The filioque clause refers to an addition to the Nicene Creed. The phrase "I believe . . . in the Holy Ghost which comes from the Father" was changed to "I believe . . . in the Holy Ghost which comes from the Father and the Son." The Latin word filioque, meaning "and Son," is the source of the name of the filioque clause.
At the heart of the controversy is a debate over the sending of the Holy Spirit into the world: was it the Father who sent the Spirit, or the Father and the Son together? The insertion of "and the Son" was such a strong source of contention that it served as part of the theological divide that split the Western Church into the Roman Catholic Church and Eastern Orthodox Church in A.D. 1054. To this day, these two church bodies are in disagreement on this issue.
Several Bible passages have been used to argue that the Holy Spirit proceeds from both the Father and the Son. John 15:26 says, "But when the Helper comes, whom I will send to you from the Father, the Spirit of truth, who proceeds from the Father, he will bear witness about me." In this verse, it is clear that Jesus claims to send the Spirit, and that the Spirit also "goes out" from the Father.
In John 14:26 Jesus says, "But the Helper, the Holy Spirit, whom the Father will send in my name…" Again, both the Father and the Son are involved in the coming of the Holy Spirit. John 14:16 says, "And I will ask the Father, and he will give you another Helper, to be with you forever."
Another consideration is the titles given to the Holy Spirit in the New Testament. He is called "the Spirit of Christ" (Romans 8:9), "the Spirit of Jesus Christ" (Philippians 1:19), and "the Spirit of his Son" (Galatians 4:6).
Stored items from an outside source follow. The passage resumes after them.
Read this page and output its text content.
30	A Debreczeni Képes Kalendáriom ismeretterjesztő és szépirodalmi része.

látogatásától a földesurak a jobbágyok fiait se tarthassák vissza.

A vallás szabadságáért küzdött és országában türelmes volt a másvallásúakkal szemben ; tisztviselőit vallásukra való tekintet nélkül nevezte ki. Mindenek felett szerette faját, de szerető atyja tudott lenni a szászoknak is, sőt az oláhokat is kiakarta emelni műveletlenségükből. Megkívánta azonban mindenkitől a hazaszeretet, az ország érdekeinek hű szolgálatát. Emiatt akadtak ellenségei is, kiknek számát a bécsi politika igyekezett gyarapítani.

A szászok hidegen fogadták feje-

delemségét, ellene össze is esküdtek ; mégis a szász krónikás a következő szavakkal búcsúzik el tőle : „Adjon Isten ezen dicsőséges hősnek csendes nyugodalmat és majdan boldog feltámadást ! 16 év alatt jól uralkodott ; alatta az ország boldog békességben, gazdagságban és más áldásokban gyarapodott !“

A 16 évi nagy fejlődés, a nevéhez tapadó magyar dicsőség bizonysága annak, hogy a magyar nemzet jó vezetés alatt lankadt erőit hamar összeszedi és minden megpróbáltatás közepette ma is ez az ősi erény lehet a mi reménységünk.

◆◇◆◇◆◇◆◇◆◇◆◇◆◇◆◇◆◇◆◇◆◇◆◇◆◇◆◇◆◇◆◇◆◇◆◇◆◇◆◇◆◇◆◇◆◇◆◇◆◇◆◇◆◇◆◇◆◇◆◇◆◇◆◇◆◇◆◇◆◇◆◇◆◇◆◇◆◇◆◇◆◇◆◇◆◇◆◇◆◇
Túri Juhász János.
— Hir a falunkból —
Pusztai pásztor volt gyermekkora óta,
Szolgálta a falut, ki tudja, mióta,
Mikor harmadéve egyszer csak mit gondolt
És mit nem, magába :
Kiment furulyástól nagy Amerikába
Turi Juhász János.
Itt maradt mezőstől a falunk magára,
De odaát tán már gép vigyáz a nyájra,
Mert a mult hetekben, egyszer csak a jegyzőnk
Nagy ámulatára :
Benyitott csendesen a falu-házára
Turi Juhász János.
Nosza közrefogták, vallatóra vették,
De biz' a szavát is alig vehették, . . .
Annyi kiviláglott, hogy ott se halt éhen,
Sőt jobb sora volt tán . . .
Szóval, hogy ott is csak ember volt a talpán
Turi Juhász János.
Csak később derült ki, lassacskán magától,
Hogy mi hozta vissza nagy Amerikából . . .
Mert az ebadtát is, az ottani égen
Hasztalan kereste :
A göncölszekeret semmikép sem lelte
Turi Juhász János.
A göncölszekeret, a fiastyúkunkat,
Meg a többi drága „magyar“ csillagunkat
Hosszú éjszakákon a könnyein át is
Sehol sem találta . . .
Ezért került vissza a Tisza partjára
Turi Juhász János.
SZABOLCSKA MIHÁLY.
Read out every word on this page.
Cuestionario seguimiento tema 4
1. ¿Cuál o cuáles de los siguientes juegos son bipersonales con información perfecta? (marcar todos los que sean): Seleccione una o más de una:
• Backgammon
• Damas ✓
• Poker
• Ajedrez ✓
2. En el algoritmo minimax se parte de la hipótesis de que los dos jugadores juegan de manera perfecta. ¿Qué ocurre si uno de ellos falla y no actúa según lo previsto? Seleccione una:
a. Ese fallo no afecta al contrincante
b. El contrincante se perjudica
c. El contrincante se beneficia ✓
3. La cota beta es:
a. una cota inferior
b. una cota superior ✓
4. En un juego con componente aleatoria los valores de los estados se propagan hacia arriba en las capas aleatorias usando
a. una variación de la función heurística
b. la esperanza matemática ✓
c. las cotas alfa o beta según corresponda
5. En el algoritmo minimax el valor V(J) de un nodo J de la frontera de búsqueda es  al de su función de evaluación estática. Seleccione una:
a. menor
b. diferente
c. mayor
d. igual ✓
In each case, the Holy Spirit is associated with the Son, a teaching that would support the filioque clause.
Finally, during one of Jesus' post-resurrection appearances, He said to the disciples, "Receive the Holy Spirit" (John 20:22). This seems to plainly state that the Holy Spirit came from the Son. To say the Holy Spirit proceeded from only the Father and not the Son neglects this passage and others or reinterprets them.
While the human mind cannot fully comprehend the relationship among the three Persons of the Trinity, we can look at the words of the Bible. Scripture makes it clear that the Holy Spirit proceeded from both the Father and Son, and so the filioque clause is a plausible way to express the fact.